Another case appears to arise with head/line, header/detail or parent/child normalised tables. These perform exceptionally well in operational systems, but under-perform in analytical models. The reality here is that if the detail is required by the business process (and therefore the model) then the grain must be lowered to the atomic level of the line or detail. The tables must be denormalised.

Note that a limited length text description is a dimension, not a fact, and may be treated as a degenerate dimension i.e. as a column on the fact table.

If/when absolutely required, extended/long text comments are a good candidate for direct query and compute enabled dataflows in Power BI service. Indeed this is an exception to the header/detail rule, as the relationship will be from the fact to the comment (i.e. detail) table. The comment table is not able to be used as a dimension in this case.

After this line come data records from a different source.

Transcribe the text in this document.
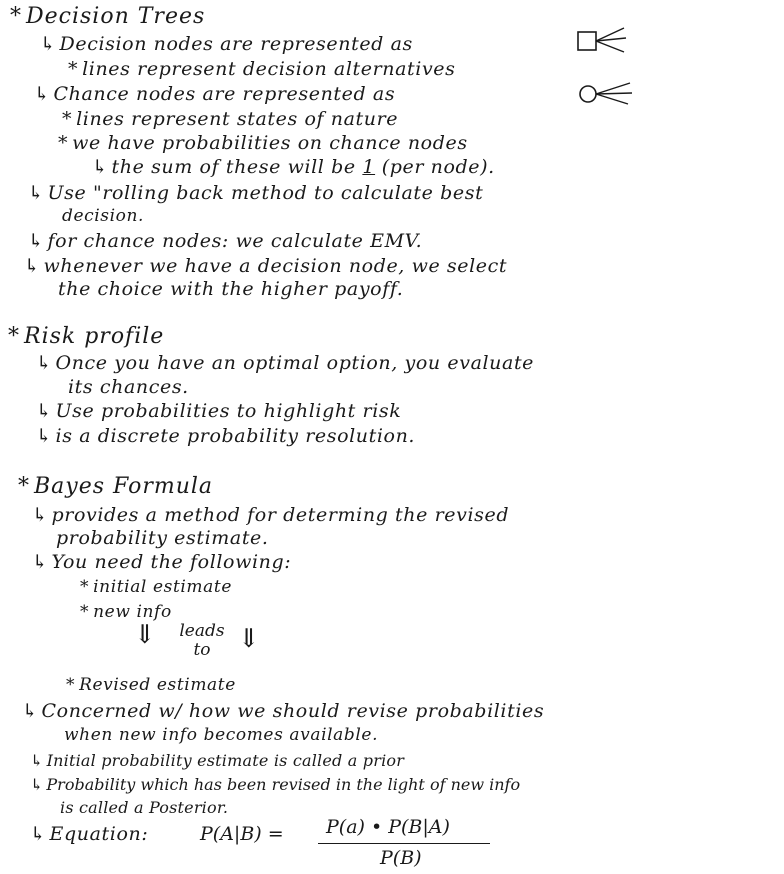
* Decision Trees
↳ Decision nodes are represented as
* lines represent decision alternatives
↳ Chance nodes are represented as
* lines represent states of nature
* we have probabilities on chance nodes
↳ the sum of these will be 1 (per node).
↳ Use "rolling back method to calculate best
decision.
↳ for chance nodes: we calculate EMV.
↳ whenever we have a decision node, we select
the choice with the higher payoff.
* Risk profile
↳ Once you have an optimal option, you evaluate
its chances.
↳ Use probabilities to highlight risk
↳ is a discrete probability resolution.
* Bayes Formula
↳ provides a method for determing the revised
probability estimate.
↳ You need the following:
* initial estimate
* new info
⇓	leads
to	⇓
* Revised estimate
↳ Concerned w/ how we should revise probabilities
when new info becomes available.
↳ Initial probability estimate is called a prior
↳ Probability which has been revised in the light of new info
is called a Posterior.
↳ Equation:	P(A|B) = P(a) • P(B|A)
P(B)
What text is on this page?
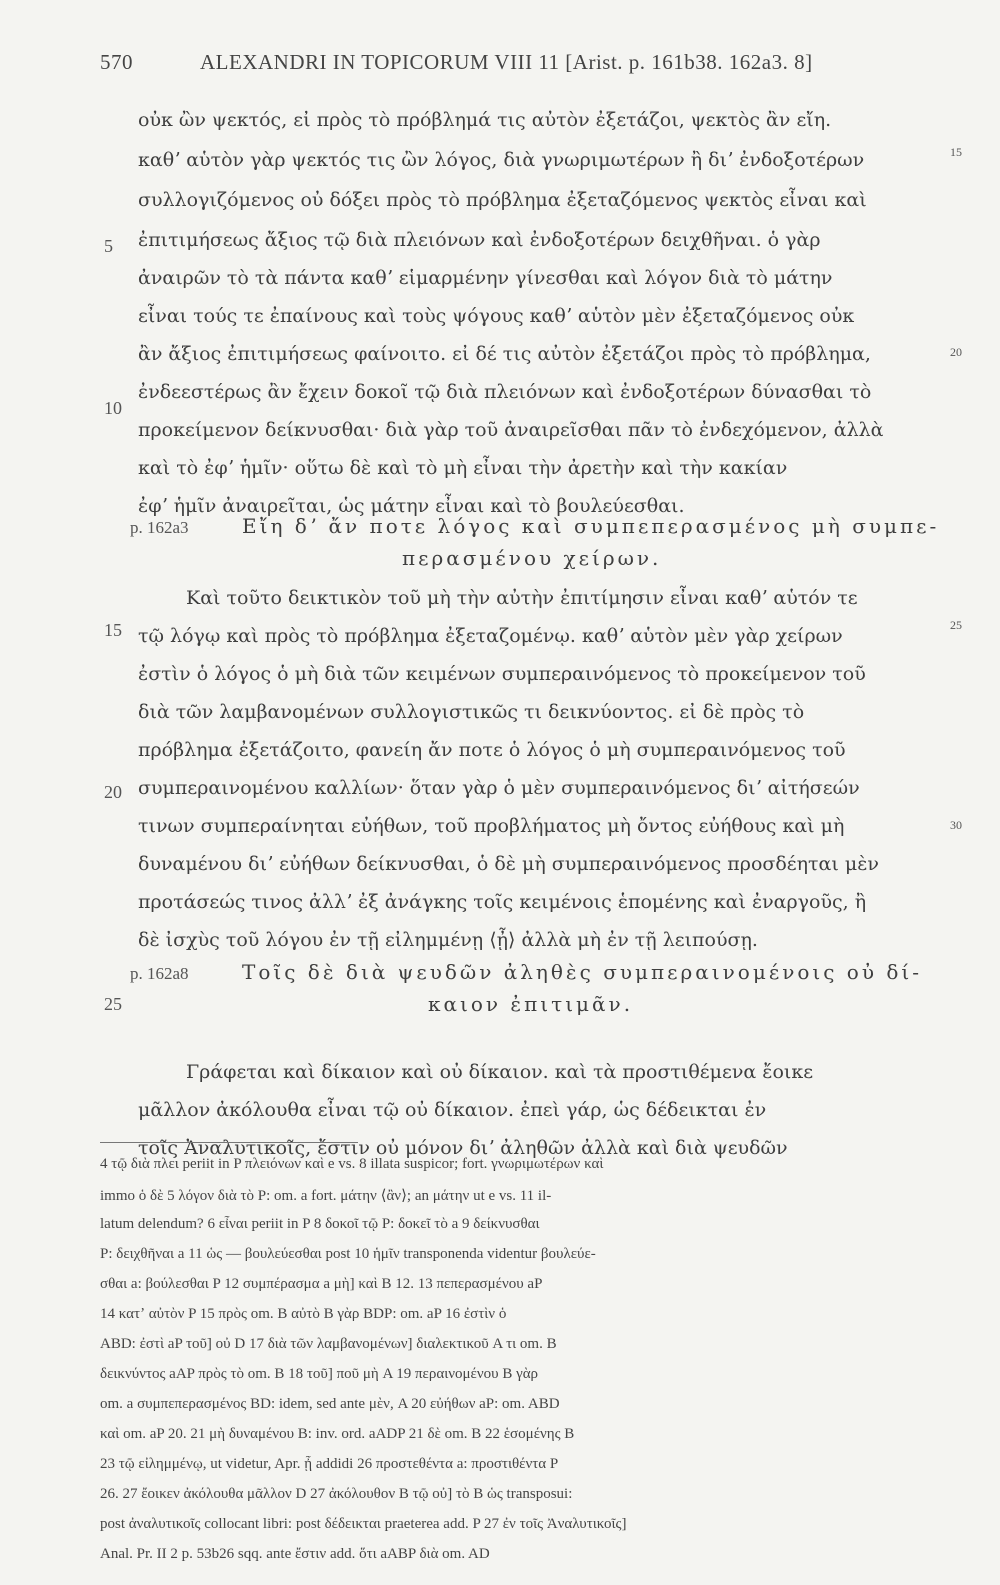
570	ALEXANDRI IN TOPICORUM VIII 11 [Arist. p. 161b38. 162a3. 8]
5
10
15
20
25
15
20
25
30
οὐκ ὢν ψεκτός, εἰ πρὸς τὸ πρόβλημά τις αὐτὸν ἐξετάζοι, ψεκτὸς ἂν εἴη.
καθʼ αὑτὸν γὰρ ψεκτός τις ὢν λόγος, διὰ γνωριμωτέρων ἢ διʼ ἐνδοξοτέρων
συλλογιζόμενος οὐ δόξει πρὸς τὸ πρόβλημα ἐξεταζόμενος ψεκτὸς εἶναι καὶ
ἐπιτιμήσεως ἄξιος τῷ διὰ πλειόνων καὶ ἐνδοξοτέρων δειχθῆναι. ὁ γὰρ
ἀναιρῶν τὸ τὰ πάντα καθʼ εἱμαρμένην γίνεσθαι καὶ λόγον διὰ τὸ μάτην
εἶναι τούς τε ἐπαίνους καὶ τοὺς ψόγους καθʼ αὑτὸν μὲν ἐξεταζόμενος οὐκ
ἂν ἄξιος ἐπιτιμήσεως φαίνοιτο. εἰ δέ τις αὐτὸν ἐξετάζοι πρὸς τὸ πρόβλημα,
ἐνδεεστέρως ἂν ἔχειν δοκοῖ τῷ διὰ πλειόνων καὶ ἐνδοξοτέρων δύνασθαι τὸ
προκείμενον δείκνυσθαι· διὰ γὰρ τοῦ ἀναιρεῖσθαι πᾶν τὸ ἐνδεχόμενον, ἀλλὰ
καὶ τὸ ἐφʼ ἡμῖν· οὕτω δὲ καὶ τὸ μὴ εἶναι τὴν ἀρετὴν καὶ τὴν κακίαν
ἐφʼ ἡμῖν ἀναιρεῖται, ὡς μάτην εἶναι καὶ τὸ βουλεύεσθαι.
Καὶ τοῦτο δεικτικὸν τοῦ μὴ τὴν αὐτὴν ἐπιτίμησιν εἶναι καθʼ αὑτόν τε
τῷ λόγῳ καὶ πρὸς τὸ πρόβλημα ἐξεταζομένῳ. καθʼ αὑτὸν μὲν γὰρ χείρων
ἐστὶν ὁ λόγος ὁ μὴ διὰ τῶν κειμένων συμπεραινόμενος τὸ προκείμενον τοῦ
διὰ τῶν λαμβανομένων συλλογιστικῶς τι δεικνύοντος. εἰ δὲ πρὸς τὸ
πρόβλημα ἐξετάζοιτο, φανείη ἄν ποτε ὁ λόγος ὁ μὴ συμπεραινόμενος τοῦ
συμπεραινομένου καλλίων· ὅταν γὰρ ὁ μὲν συμπεραινόμενος διʼ αἰτήσεών
τινων συμπεραίνηται εὐήθων, τοῦ προβλήματος μὴ ὄντος εὐήθους καὶ μὴ
δυναμένου διʼ εὐήθων δείκνυσθαι, ὁ δὲ μὴ συμπεραινόμενος προσδέηται μὲν
προτάσεώς τινος ἀλλʼ ἐξ ἀνάγκης τοῖς κειμένοις ἑπομένης καὶ ἐναργοῦς, ἢ
δὲ ἰσχὺς τοῦ λόγου ἐν τῇ εἰλημμένῃ ⟨ᾖ⟩ ἀλλὰ μὴ ἐν τῇ λειπούσῃ.
Γράφεται καὶ δίκαιον καὶ οὐ δίκαιον. καὶ τὰ προστιθέμενα ἔοικε
μᾶλλον ἀκόλουθα εἶναι τῷ οὐ δίκαιον. ἐπεὶ γάρ, ὡς δέδεικται ἐν
τοῖς Ἀναλυτικοῖς, ἔστιν οὐ μόνον διʼ ἀληθῶν ἀλλὰ καὶ διὰ ψευδῶν
p. 162a3	Εἴη δʼ ἄν ποτε λόγος καὶ συμπεπερασμένος μὴ συμπε-
περασμένου χείρων.
p. 162a8	Τοῖς δὲ διὰ ψευδῶν ἀληθὲς συμπεραινομένοις οὐ δί-
καιον ἐπιτιμᾶν.
4 τῷ διὰ πλει periit in P πλειόνων καὶ e vs. 8 illata suspicor; fort. γνωριμωτέρων καὶ
immo ὁ δὲ 5 λόγον διὰ τὸ P: om. a fort. μάτην ⟨ἂν⟩; an μάτην ut e vs. 11 il-
latum delendum? 6 εἶναι periit in P 8 δοκοῖ τῷ P: δοκεῖ τὸ a 9 δείκνυσθαι
P: δειχθῆναι a 11 ὡς — βουλεύεσθαι post 10 ἡμῖν transponenda videntur βουλεύε-
σθαι a: βούλεσθαι P 12 συμπέρασμα a μὴ] καὶ B 12. 13 πεπερασμένου aP
14 κατʼ αὐτὸν P 15 πρὸς om. B αὐτὸ B γὰρ BDP: om. aP 16 ἐστὶν ὁ
ABD: ἐστὶ aP τοῦ] οὐ D 17 διὰ τῶν λαμβανομένων] διαλεκτικοῦ A τι om. B
δεικνύντος aAP πρὸς τὸ om. B 18 τοῦ] ποῦ μὴ A 19 περαινομένου B γὰρ
om. a συμπεπερασμένος BD: idem, sed ante μὲν, A 20 εὐήθων aP: om. ABD
καὶ om. aP 20. 21 μὴ δυναμένου B: inv. ord. aADP 21 δὲ om. B 22 ἑσομένης B
23 τῷ εἰλημμένῳ, ut videtur, Apr. ᾖ addidi 26 προστεθέντα a: προστιθέντα P
26. 27 ἔοικεν ἀκόλουθα μᾶλλον D 27 ἀκόλουθον B τῷ οὐ] τὸ B ὡς transposui:
post ἀναλυτικοῖς collocant libri: post δέδεικται praeterea add. P 27 ἐν τοῖς Ἀναλυτικοῖς]
Anal. Pr. II 2 p. 53b26 sqq. ante ἔστιν add. ὅτι aABP διὰ om. AD
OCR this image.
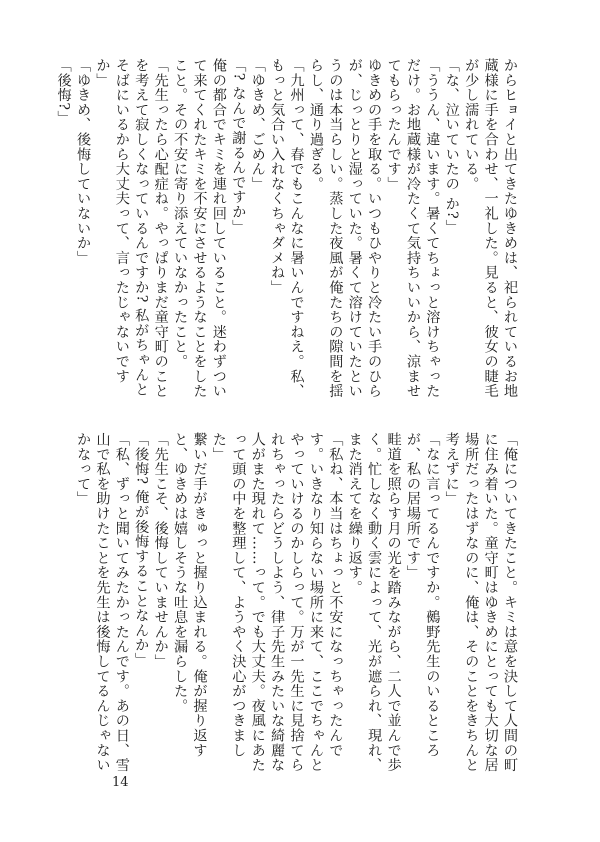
からヒョイと出てきたゆきめは、祀られているお地蔵様に手を合わせ、一礼した。見ると、彼女の睫毛が少し濡れている。

「な、泣いていたの か?」

「ううん、違います。暑くてちょっと溶けちゃっただけ。お地蔵様が冷たくて気持ちいいから、涼ませてもらったんです」

ゆきめの手を取る。いつもひやりと冷たい手のひらが、じっとりと湿っていた。暑くて溶けていたというのは本当らしい。蒸した夜風が俺たちの隙間を揺らし、通り過ぎる。

「九州って、春でもこんなに暑いんですねえ。私、もっと気合い入れなくちゃダメね」

「ゆきめ、ごめん」

「? なんで謝るんですか」

俺の都合でキミを連れ回していること。迷わずついて来てくれたキミを不安にさせるようなことをしたこと。その不安に寄り添えていなかったこと。

「先生ったら心配症ね。やっぱりまだ童守町のことを考えて寂しくなっているんですか? 私がちゃんとそばにいるから大丈夫って、言ったじゃないですか」

「ゆきめ、後悔していないか」

「後悔?」

「俺についてきたこと。キミは意を決して人間の町に住み着いた。童守町はゆきめにとっても大切な居場所だったはずなのに、俺は、そのことをきちんと考えずに」

「なに言ってるんですか。鵺野先生のいるところが、私の居場所です」

畦道を照らす月の光を踏みながら、二人で並んで歩く。忙しなく動く雲によって、光が遮られ、現れ、また消えてを繰り返す。

「私ね、本当はちょっと不安になっちゃったんです。いきなり知らない場所に来て、ここでちゃんとやっていけるのかしらって。万が一先生に見捨てられちゃったらどうしよう、律子先生みたいな綺麗な人がまた現れて……って。でも大丈夫。夜風にあたって頭の中を整理して、ようやく決心がつきました」

繋いだ手がきゅっと握り込まれる。俺が握り返すと、ゆきめは嬉しそうな吐息を漏らした。

「先生こそ、後悔していませんか」

「後悔? 俺が後悔することなんか」

「私、ずっと聞いてみたかったんです。あの日、雪山で私を助けたことを先生は後悔してるんじゃないかなって」

14
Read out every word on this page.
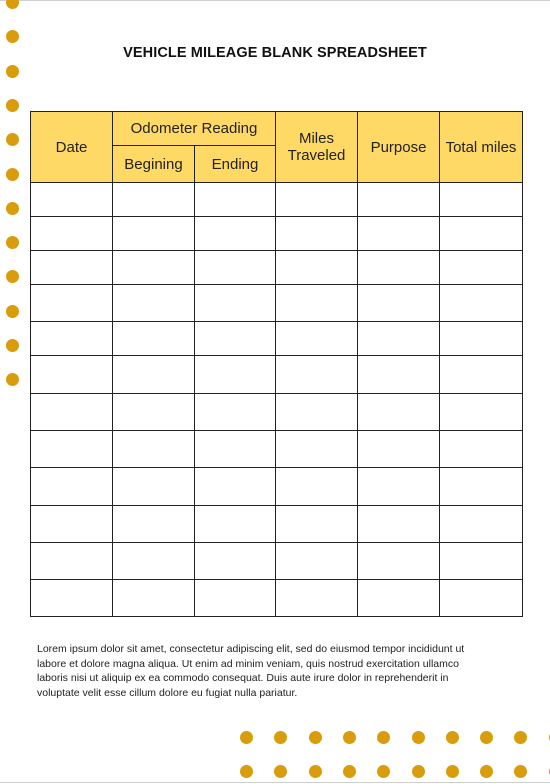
VEHICLE MILEAGE BLANK SPREADSHEET
Date	Odometer Reading		Miles Traveled	Purpose	Total miles
	Begining	Ending			

Lorem ipsum dolor sit amet, consectetur adipiscing elit, sed do eiusmod tempor incididunt ut labore et dolore magna aliqua. Ut enim ad minim veniam, quis nostrud exercitation ullamco laboris nisi ut aliquip ex ea commodo consequat. Duis aute irure dolor in reprehenderit in voluptate velit esse cillum dolore eu fugiat nulla pariatur.
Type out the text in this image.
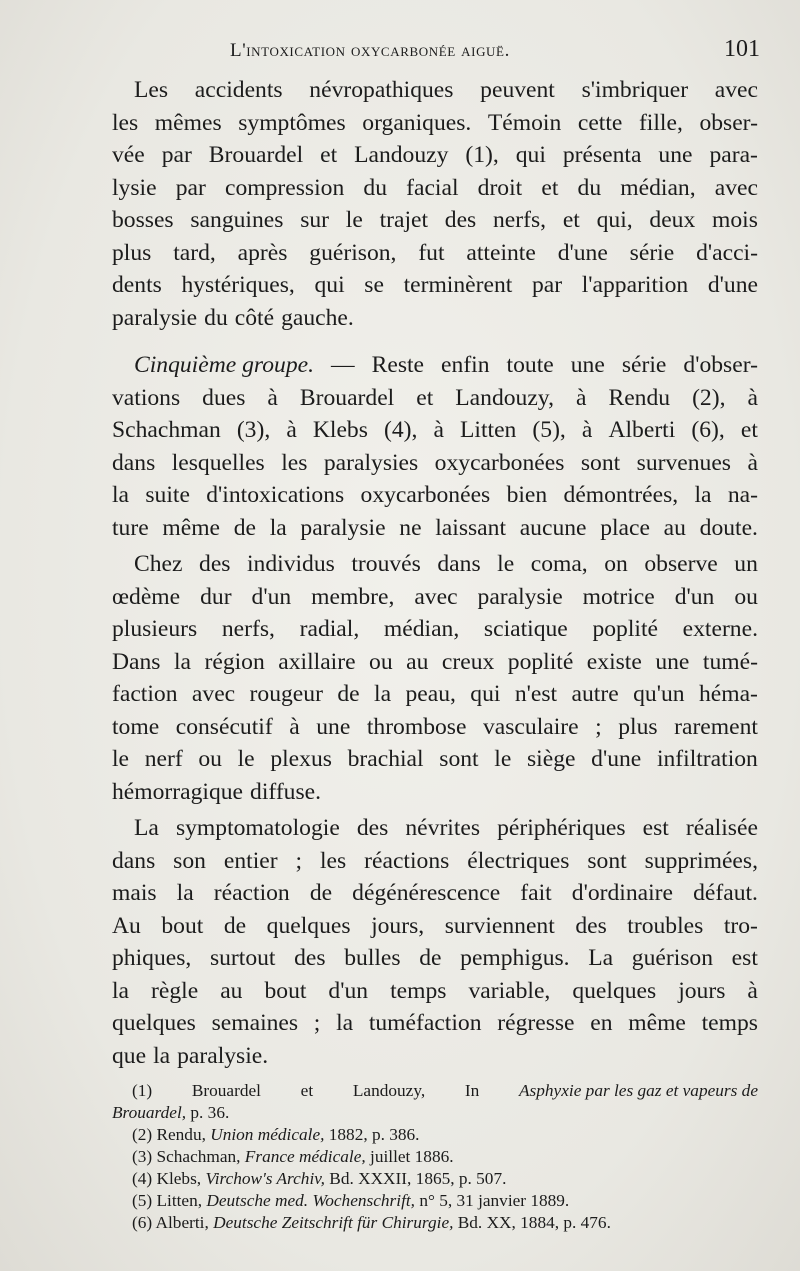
L'intoxication oxycarbonée aiguë.	101
Les accidents névropathiques peuvent s'imbriquer avec
les mêmes symptômes organiques. Témoin cette fille, obser-
vée par Brouardel et Landouzy (1), qui présenta une para-
lysie par compression du facial droit et du médian, avec
bosses sanguines sur le trajet des nerfs, et qui, deux mois
plus tard, après guérison, fut atteinte d'une série d'acci-
dents hystériques, qui se terminèrent par l'apparition d'une
paralysie du côté gauche.
Cinquième groupe. — Reste enfin toute une série d'obser-
vations dues à Brouardel et Landouzy, à Rendu (2), à
Schachman (3), à Klebs (4), à Litten (5), à Alberti (6), et
dans lesquelles les paralysies oxycarbonées sont survenues à
la suite d'intoxications oxycarbonées bien démontrées, la na-
ture même de la paralysie ne laissant aucune place au doute.
Chez des individus trouvés dans le coma, on observe un
œdème dur d'un membre, avec paralysie motrice d'un ou
plusieurs nerfs, radial, médian, sciatique poplité externe.
Dans la région axillaire ou au creux poplité existe une tumé-
faction avec rougeur de la peau, qui n'est autre qu'un héma-
tome consécutif à une thrombose vasculaire ; plus rarement
le nerf ou le plexus brachial sont le siège d'une infiltration
hémorragique diffuse.
La symptomatologie des névrites périphériques est réalisée
dans son entier ; les réactions électriques sont supprimées,
mais la réaction de dégénérescence fait d'ordinaire défaut.
Au bout de quelques jours, surviennent des troubles tro-
phiques, surtout des bulles de pemphigus. La guérison est
la règle au bout d'un temps variable, quelques jours à
quelques semaines ; la tuméfaction régresse en même temps
que la paralysie.
(1) Brouardel et Landouzy, In Asphyxie par les gaz et vapeurs de
Brouardel, p. 36.
(2) Rendu, Union médicale, 1882, p. 386.
(3) Schachman, France médicale, juillet 1886.
(4) Klebs, Virchow's Archiv, Bd. XXXII, 1865, p. 507.
(5) Litten, Deutsche med. Wochenschrift, n° 5, 31 janvier 1889.
(6) Alberti, Deutsche Zeitschrift für Chirurgie, Bd. XX, 1884, p. 476.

“One premise of dimensional design is a fact table should stand on its own. The ‘child’ fact should contain all appropriate dimensions that are found in the ‘header’ fact. You should not need to join facts if all you want to report is balances. The need to join facts should always be an exception rather than the rule.” – join in this quote actually refers to relate in dimensional modelling; it is entirely valid to join in the SQL sense in order to create the required fact table(s).

“You do not have FK relationships between facts, that is relational modeling, not dimensional modeling.”


In conclusion, we can see how simple the conversation with the customer became. The customer interaction described at the beginning of this article could have caused a lot of confusion (and a model that became a complicated mess). But the modeller was acutely aware of the need to select the correct fact table type(s). The modeller immediately identified that the scope of the current star schema was to answer questions about the relatively long-lived order process, and that another star schema with a different fact table type was required to easily answer the order amount by month questions. In this case there is no valid reason to even attempt to create a relationship between the two fact tables or the two star schema. The two star schema could optionally be bundled into the same model or dataset to enable creating visualisations from both star schema in the same report, with appropriate documentation and diagrams showing the two independent star schema.